As proximity hosting solutions and co-location services squeeze more and more of the world's trading systems closer together, they are creating isolated pockets. Surely something has to give?

Has anyone started talking about nanotrading yet? If not it's only a matter of time: as the scale of securities trading grows, the technology that the systems run on is shrinking, and that is already down at the nano-scale.

The much-discussed topic of latency is now approaching this, with the tick frequency of data on the OPRA data feeds down at 1 microsecond (µS). Below this, and you're into nanoseconds.

The effect of this has been discussed on many occasions, not least at Intel's fasterCITY series of events. At one of these earlier this year the focus was on how, where, why, and when to measure and report latency, "Indicating a new maturity in the market as opposed to random numbers from isolated benchmark measurements", according to Nigel Woodward, Intel's director for financial services.

Woodward posed the question, "With ever more rapid implementation of trading technologies, and niche new entrants to the market, was there a danger of short cuts in the rigour of technology design and therefore an operational risk - that if it became part of the DNA of market operations could expand to systemic proportions?".

Anthony Warden, global head of algorithmic trading technology at Nomura, stressed that they apply rigorous attention to risk in consultation with clients, and welcomed the controls and prudence of market regulation, while other firms present added that they see that they have a responsibility that they take seriously to provide stable and reliable markets and invest in technology and procedures accordingly.

Chris Pickles, head of marketing for financial markets and wholesale banking at BT, pointed out that regulation such as Basel II and MiFID each specifically addressed operational risk and, via principles-based regulation, required firms to implement effective controls.

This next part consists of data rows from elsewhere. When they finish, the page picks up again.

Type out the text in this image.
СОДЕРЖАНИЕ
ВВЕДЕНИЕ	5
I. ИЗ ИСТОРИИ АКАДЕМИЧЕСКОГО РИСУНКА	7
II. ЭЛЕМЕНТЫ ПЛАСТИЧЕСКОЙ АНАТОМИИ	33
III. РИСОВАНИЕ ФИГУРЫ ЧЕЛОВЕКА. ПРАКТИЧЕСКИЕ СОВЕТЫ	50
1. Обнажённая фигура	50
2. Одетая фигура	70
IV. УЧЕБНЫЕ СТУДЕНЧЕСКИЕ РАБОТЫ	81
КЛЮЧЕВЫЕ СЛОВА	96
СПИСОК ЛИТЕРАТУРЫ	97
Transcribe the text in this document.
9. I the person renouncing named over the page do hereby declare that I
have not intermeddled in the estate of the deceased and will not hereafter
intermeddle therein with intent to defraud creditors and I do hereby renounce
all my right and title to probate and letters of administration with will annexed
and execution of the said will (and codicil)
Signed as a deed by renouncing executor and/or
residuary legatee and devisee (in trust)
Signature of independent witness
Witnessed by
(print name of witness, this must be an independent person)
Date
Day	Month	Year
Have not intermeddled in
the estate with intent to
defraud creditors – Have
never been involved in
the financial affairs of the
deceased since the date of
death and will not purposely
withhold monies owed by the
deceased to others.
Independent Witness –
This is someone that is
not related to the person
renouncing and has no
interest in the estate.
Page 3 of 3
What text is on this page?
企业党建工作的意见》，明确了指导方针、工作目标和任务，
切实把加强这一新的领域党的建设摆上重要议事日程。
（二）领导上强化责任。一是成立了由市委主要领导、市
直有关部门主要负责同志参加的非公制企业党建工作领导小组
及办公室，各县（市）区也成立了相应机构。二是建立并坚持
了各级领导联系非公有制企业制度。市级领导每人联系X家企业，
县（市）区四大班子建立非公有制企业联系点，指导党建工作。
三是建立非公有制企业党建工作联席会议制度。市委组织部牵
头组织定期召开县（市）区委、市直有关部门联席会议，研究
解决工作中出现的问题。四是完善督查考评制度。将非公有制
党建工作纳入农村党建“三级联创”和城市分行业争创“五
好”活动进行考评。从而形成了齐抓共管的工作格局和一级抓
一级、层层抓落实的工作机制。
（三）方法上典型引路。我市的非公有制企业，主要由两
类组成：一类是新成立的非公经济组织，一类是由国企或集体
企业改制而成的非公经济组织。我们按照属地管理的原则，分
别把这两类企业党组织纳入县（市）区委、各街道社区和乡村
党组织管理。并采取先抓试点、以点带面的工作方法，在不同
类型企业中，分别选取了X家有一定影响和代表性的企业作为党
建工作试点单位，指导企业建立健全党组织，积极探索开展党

Another speaker, Larry Ryan, chief technologist for financial markets at HP, took the debate down to the physical level, outlining the implications that things at the nano level will have for industry structures at the macro level.

Expanding his view of the complete architectural solution stack for high performance trading environments, Ryan pointed out that one of the issues surrounding the latency debate is the fact that while the timescales are moving downwards, some parts of the technology stack are not keeping up. Standard operating system and internet practices are off by "three orders of magnitude", he said.

For instance, all low latency systems are now using solid state disks, which reduces the head seek time of traditional drives (14 milliseconds down to as low as 50 microseconds, a factor of 280), he said.

While this is causing bottlenecks, traders are "evolving into quants" and deploying exotic systems such as pushing Twitter feeds into Complex Event Processors and using them to drive algorithmic trading models.

Inevitably, this is leading to a build-up of systems in data centres close to the heart of the world's major trading centres - Ryan describes them as "epicentres" of trading systems - but there will come a point when the firms may actually be sharing CPU power within the same systems in the co-location data centres.

This, he says, will provide an interesting challenge for the lawyers as service level agreements will be very contentious down at this level.

As IT moves further towards server virtualisation, this can only become more confused. "I'm sure it already happens," says one trading IT architect. "We have a blade in a server rack, you have a blade in the next rack: then they bring out the next generation of blades, and we're both on that - who's stealing clock cycles from who?"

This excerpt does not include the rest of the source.